Pierre-Jean Cazenabe, dit Félix Robert, est né le 14 avril 1862 à Meilhan, dans les Landes, près de Tartas. Dernier d'une fratrie de huit enfants, son père était meunier, mais le jeune homme se passionnait déjà pour les bêtes à cornes. Un jour, lors d'une fête locale, il écarta des vaches en cachette pour éviter la colère de son grand-père. Après un apprentissage de sabotier, il gagna sa vie comme garçon de café à Mont-de-Marsan.
Les débuts d'une carrière d'écarteur
C'est en 1881 qu'il démarra une carrière d'écarteur landais. Il en profita pour changer de nom, choisissant son second prénom, Félix, qu'il accola au patronyme Robert, du nom de son beau-frère, pour faire « plus torero ». Le 15 août 1892, il « s'illustra » en estoquant avec beaucoup de difficultés son premier toro à Vichy, lui assenant une dizaine de coups d'épée, ce qui provoqua la colère des anti-taurins.
La conquête du diplôme de matador
En août 1893, il tenta sa chance aux États-Unis, à l'occasion de l'Exposition internationale de Chicago, et y effectua une tournée triomphale. À son retour, il franchit une étape décisive en s'inscrivant à l'école de tauromachie de Séville. Le 15 mai 1894, il décrocha le sésame, ce qu'aucun Français n'avait réussi avant lui : le diplôme de « matador francès ». Il devint ainsi le premier matador français.
La corrida clandestine de Dax
La tauromachie n'avait pas bonne presse en France et ses détracteurs étaient nombreux. En septembre 1894, le ministre de l'Intérieur et président du Conseil publia une circulaire enjoignant aux préfets d'interdire les courses de taureaux avec mises à mort. Les Landais se montrèrent rebelles. Le 6 octobre, le maire de Dax, Raphaël Milliès-Lacroix, prit délibérément un arrêté autorisant ce type de courses, bravant ainsi la plus haute autorité, ce qui lui valut sa révocation par le président de la République, Jean Casimir-Perier. Par de nombreux subterfuges, la corrida se prépara en coulisses à la barbe du préfet et des policiers. Le combat démarra et, alors que les portes s'entrouvraient pour laisser pénétrer les forces de police, le toro s'échappa malgré deux estocades portées par Félix Robert. Il se rua vers la Fontaine chaude et se retrouva acculé dans une ruelle, rebaptisée depuis rue du Toro. Ce fut son sobresaliente, Paul Nassiet, qui l'acheva. Ils terminèrent tous les deux en prison. Libéré trois jours plus tard, le matador prit l'alternative le 18 novembre 1894 à Valencia. Ce n'est que le 2 mai 1899 qu'il la confirma à Madrid avec Enrique Vargas pour parrain.
L'affaire des moustaches
Pour l'anecdote, alors qu'il arborait fièrement une légendaire paire de moustaches, il dut y renoncer, le milieu tauromachique ibérique ne le tolérant pas, estimant que c'était réservé aux seuls ténors jouant le rôle d'Escamillo dans l'opéra « Carmen ».

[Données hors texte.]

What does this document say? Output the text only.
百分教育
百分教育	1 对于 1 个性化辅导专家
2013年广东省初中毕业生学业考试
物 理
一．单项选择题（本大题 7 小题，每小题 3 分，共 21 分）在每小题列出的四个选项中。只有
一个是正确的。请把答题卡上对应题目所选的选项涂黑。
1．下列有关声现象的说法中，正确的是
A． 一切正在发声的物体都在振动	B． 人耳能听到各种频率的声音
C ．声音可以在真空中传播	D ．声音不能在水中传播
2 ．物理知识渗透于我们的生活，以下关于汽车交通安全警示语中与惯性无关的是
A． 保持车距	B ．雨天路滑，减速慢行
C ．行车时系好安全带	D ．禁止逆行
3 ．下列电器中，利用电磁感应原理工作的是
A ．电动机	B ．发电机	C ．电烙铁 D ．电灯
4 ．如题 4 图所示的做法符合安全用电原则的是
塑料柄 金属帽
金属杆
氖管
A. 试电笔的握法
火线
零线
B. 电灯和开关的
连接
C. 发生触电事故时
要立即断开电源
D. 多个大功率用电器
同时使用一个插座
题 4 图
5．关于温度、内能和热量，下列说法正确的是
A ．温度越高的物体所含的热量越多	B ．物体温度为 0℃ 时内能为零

Une fin de carrière mouvementée
Après une fin de carrière en demi-teinte et peu brillante, il séjourna un temps au Mexique, puis se rendit aux États-Unis, où il fut directeur de cirque et propriétaire d'une écurie de chevaux, ce qui lui valut d'être considéré comme l'une des personnalités les plus huppées de l'Ouest américain. En 1913, il s'établit définitivement à Marseille, où il tenta, en vain, de doter la ville d'arènes. Il mourut d'un cancer le 19 janvier 1916, dans sa propriété du château de Sibourg, et fut inhumé au cimetière Saint-Pierre de la cité phocéenne. Meilhan, sa ville natale, rendit hommage au premier matador français en rebaptisant son artère principale de son nom en 2012.